Good medicines management, or optimisation of medicines, is an integral part of most nursing and midwifery practice and includes the administration of medicines, prescribing and supporting people to take their medicines correctly.The term medicines optimisation is now more generally used to encompass a more people centred approach to the use of medicine as part of a person’s care. The Royal Pharmaceutical Society (RPS) good practice guidance states that medicines optimisation is a vital to health care and that the evidence base clearly demonstrates that health care professionals and patients need to work together to improve the quality of medicines use. There is good evidence that medicines management supports better and more cost effective care.
The NICE Guidance Medicines optimisation: the safe and effective use of medicines to enable the best possible outcomes provides the best practice advice on the care of all people who are using medicines and also those who are receiving suboptimal benefit from medicines.
The RCN has published two subject guides on medicines optimisation:
All medicines are classified according to three legal categories which are:
- prescription only medicines (POM): must be sold or supplied according to a prescription prescribed by an appropriately qualified health practitioner, this can be a doctor, dentist, or other independent or supplementary prescriber.
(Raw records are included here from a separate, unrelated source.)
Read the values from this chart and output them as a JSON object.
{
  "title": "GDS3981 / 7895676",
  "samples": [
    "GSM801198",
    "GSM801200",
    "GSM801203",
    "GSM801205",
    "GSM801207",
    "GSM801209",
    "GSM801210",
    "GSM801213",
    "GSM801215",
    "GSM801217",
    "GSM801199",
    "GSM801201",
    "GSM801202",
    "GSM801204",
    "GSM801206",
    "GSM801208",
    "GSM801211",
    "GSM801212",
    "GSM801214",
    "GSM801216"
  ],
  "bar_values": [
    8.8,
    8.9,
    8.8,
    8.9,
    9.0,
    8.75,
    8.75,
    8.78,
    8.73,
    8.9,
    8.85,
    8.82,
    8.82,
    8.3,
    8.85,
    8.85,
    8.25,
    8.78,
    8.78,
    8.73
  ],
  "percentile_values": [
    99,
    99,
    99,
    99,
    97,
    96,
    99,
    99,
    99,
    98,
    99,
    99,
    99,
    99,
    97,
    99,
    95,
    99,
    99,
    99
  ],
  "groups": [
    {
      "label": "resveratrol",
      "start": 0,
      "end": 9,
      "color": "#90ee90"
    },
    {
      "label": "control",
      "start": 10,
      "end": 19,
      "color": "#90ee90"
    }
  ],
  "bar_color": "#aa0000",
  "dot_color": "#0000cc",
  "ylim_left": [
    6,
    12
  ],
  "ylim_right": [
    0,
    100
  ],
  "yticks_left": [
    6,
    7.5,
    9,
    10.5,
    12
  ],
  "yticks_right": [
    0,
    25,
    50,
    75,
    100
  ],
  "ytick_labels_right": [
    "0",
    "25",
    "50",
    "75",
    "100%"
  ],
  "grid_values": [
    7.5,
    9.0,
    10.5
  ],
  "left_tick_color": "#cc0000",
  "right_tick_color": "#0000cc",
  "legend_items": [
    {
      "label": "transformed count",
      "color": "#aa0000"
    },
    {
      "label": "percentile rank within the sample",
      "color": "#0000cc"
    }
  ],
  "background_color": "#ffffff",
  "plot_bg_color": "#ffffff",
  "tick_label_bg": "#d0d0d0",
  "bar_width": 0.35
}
They can generally only be supplied at a registered pharmacy premises by or under the supervision of a pharmacist.
- pharmacy (P) medicines: can generally only be sold or supplied at a registered pharmacy premises by or under the supervision of a pharmacist
- general sale list (GSL) medicines: can be sold from a wider range of premises such as supermarkets as long as those premises can be closed to exclude the public (i.e. they are lockable) and the medicines are pre-packed
The legislation on medicines regulation is clearly defined under the Human Medicines Regulations 2012. Prescription only medicines (POMs) cannot be administered or supplied unless one of three types of instruction is in place:
- a signed prescription
- a signed Patient Specific Direction (PSD)
- a Patient Group Direction (PGD)
- The administration of certain parenteral medicines such as adrenaline that can be administered in an emergency without the directions of a prescriber.
- In occupational health settings, the legislation allows for the supply and/or administration of medicines specified in a written instruction signed by a medical practitioner. See the section on medicines optimisation on our occupational health nursing skills and role development page.
From 1 October 2017, schools in England are able to purchase adrenaline auto-injector (AAI) devices without a prescription, for emergency use on children who are at risk of anaphylaxis but whose own device is not available or not working. There is guidance available to support this and help schools develop a policy for using AAIs, see: Using emergency adrenaline auto-injectors in schools.